Atualmente existem 259 terminais portuários no país, segundo o Cade, sendo 223 de uso privado e 36 públicos
(também chamados de “portos organizados”). Há dez anos, o sistema contava
com 160 no total: 126 privados e
34 públicos.
Nesse período, o volume de
carga transportada aumentou 40%, saltando de 931 milhões de toneladas de
mercadorias, em 2013, para 1,3 bilhão de toneladas em 2023, segundo a Antaq
(Agência Nacional de Transportes Aquaviários).
Em termos financeiros, as
exportações também cresceram 40% no período, saindo de US$ 242 bilhões para US$
339 bilhões (quase R$ 2 trilhões, em valores atuais), segundo o Mdic
(Ministério do Desenvolvimento, Indústria, Comércio e Serviços).
O complexo portuário de
Santos responde por 13% das cargas movimentadas no país, mas em valores
financeiros a participação chega a 29%.
Já o número de estivadores
ativos caiu 15%. Em 2013, eram 35 mil trabalhadores (17 mil celetistas e 18 mil
avulsos). Em 2023, o total caiu para 30 mil (9,7 mil celetistas e 20,3 mil
avulsos).
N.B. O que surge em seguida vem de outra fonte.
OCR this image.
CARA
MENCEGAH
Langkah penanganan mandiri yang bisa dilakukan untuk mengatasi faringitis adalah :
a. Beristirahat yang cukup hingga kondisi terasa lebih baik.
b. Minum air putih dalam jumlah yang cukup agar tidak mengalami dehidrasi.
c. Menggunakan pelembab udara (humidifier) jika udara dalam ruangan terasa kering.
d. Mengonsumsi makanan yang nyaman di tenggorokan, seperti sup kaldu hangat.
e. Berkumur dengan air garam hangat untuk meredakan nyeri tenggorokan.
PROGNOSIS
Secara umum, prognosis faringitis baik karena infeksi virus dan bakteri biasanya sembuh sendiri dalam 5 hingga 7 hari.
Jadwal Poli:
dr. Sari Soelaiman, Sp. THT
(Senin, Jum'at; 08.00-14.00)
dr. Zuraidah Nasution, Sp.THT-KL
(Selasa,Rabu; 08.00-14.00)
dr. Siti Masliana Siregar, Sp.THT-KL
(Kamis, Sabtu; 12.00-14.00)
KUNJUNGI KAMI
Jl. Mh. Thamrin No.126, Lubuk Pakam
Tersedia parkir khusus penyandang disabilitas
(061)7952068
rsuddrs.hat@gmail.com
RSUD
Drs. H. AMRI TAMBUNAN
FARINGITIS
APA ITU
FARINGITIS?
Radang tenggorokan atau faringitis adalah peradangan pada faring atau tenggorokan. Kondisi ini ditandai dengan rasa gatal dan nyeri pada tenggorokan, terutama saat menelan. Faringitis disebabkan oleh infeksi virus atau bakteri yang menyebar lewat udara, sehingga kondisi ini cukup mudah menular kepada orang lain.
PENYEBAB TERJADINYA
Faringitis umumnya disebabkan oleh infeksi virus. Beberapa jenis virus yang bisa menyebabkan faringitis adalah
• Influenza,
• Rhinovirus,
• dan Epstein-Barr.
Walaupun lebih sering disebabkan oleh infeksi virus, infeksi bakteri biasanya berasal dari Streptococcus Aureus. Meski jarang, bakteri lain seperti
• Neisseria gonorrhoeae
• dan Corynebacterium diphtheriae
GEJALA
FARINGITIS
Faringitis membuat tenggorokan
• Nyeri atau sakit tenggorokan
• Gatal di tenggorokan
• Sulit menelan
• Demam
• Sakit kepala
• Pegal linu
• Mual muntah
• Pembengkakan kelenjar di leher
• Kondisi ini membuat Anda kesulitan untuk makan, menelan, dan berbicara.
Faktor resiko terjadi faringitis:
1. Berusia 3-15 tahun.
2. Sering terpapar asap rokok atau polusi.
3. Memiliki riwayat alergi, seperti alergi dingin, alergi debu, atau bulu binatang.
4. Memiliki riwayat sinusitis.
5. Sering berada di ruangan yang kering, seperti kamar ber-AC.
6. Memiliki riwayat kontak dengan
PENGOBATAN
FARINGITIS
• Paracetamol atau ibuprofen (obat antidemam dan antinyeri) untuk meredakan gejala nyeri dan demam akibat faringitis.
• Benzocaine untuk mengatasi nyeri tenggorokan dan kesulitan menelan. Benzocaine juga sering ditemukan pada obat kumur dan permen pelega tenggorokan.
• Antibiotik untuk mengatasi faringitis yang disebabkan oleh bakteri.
Os dados foram levantados pelo Dieese (Departamento Intersindical de
Estatística e Estudos Socioeconômicos), a pedido da Repórter Brasil, com base na RAIS (Relação Anual de Informações Sociais), do Ministério
do Trabalho e Emprego.
Em 2013, a Lei dos Portos permitiu
aos terminais privados a contratação de trabalhadores com carteira assinada, e
não mais apenas como avulsos.
A modalidade de contratação
avulsa é permitida tanto para os terminais privados como públicos. Os serviços e
escalas de trabalho são coordenadas pelos Ogmos (Órgão Gestor de
Mão-de-Obra).
Financiado pelas empresas,
os Ogmos têm a função não só de recrutar e pagar, mas também de treinar as
pessoas que atuam no carregamento de mercadorias nos navios. Os trabalhadores
portuários têm a liberdade de escolher se querem ou não pegar a diária. Por
essa razão, são chamados de “avulsos”.
Apesar de não ter vínculo
empregatício formal com nenhuma das diversas empresas que operam em um porto, o
avulso recebe todos os direitos trabalhistas, de forma proporcional aos dias de
serviço. O cálculo é feito e pago pelo Ogmo.
Os trabalhadores apontam
vantagens na modalidade avulsa, por poderem escolher os dias de descanso e
alternarem as funções exercidas, variando entre os trabalhos mais pesados e os
de menor esforço. Com carteira assinada, os estivadores relatam exercer a mesma
função diariamente, o que pode acarretar mais danos à saúde, caso o serviço
demande mais força, como é o caso da peação.